冒頭に綴った、「良いものを直しながら永く着る」「仕立て服を嗜む美しさ」というこれらの価値観。やはり、仕立屋さんとしては大切にしていきたい価値観である。と同時に、これらの価値観に見合うために、仕立屋さんとして果たすべき当然の責任がある。その責任とは、「良い洋服を作ること」である。
「直しながらずっと永く着る」ためには、そもそも「永く着ることの出来る良い洋服である」事が必要で、そのような洋服を仕立屋さんは作らなければならない。

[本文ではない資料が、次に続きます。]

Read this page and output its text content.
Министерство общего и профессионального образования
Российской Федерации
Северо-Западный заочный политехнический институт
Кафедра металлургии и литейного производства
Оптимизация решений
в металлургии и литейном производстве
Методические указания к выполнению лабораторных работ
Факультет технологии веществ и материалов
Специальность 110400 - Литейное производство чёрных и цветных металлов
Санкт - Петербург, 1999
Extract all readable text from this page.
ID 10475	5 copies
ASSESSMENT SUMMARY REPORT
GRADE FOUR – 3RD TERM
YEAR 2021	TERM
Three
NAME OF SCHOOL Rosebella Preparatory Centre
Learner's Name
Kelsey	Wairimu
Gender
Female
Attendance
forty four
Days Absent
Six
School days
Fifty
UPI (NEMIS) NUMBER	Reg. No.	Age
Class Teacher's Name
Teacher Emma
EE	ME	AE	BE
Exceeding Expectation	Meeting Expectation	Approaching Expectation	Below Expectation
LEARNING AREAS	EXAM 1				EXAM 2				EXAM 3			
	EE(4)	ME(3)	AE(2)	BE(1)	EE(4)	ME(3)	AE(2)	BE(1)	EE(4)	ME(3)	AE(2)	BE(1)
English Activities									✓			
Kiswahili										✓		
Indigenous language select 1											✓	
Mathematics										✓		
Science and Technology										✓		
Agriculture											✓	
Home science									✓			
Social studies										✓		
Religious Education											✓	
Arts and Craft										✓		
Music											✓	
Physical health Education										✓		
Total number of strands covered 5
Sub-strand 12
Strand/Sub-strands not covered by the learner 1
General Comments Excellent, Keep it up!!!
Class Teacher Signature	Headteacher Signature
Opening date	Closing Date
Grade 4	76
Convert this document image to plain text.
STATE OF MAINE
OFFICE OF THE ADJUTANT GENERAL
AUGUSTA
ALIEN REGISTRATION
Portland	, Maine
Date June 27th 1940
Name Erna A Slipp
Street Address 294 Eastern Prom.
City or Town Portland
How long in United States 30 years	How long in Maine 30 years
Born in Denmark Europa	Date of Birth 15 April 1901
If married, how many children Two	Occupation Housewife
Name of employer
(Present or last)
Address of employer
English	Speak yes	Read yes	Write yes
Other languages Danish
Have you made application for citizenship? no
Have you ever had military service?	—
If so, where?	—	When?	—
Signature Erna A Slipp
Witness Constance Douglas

ペコラ銀座店主、佐藤英明はいつも言っている。「着れないものは絶対に作っちゃダメなんだよ。ちゃんと着れる良いものを作らなくちゃいけない。裁断から縫製から、プレスから、フィニッシュ、ボタン付け、仮縫い、納品、お客様との対話、その全てが大切で、その一つ一つが合わさって初めて良いものになる。どれ一つとして手を抜いちゃいけない。」と。そして「直しながら永く着るじゃん。そしたら愛着が湧いてくるの。うちで仕立てる洋服が、その人にとって愛着の湧くものになっていってほしい。」と。
ペコラ銀座の洋服づくり。店主、佐藤英明の想い。
忘れず心にとどめて、洋服の学びを深めていきたい。
Memo…直しながら永く着れる、良い服を作ること。仕立屋さんの責任。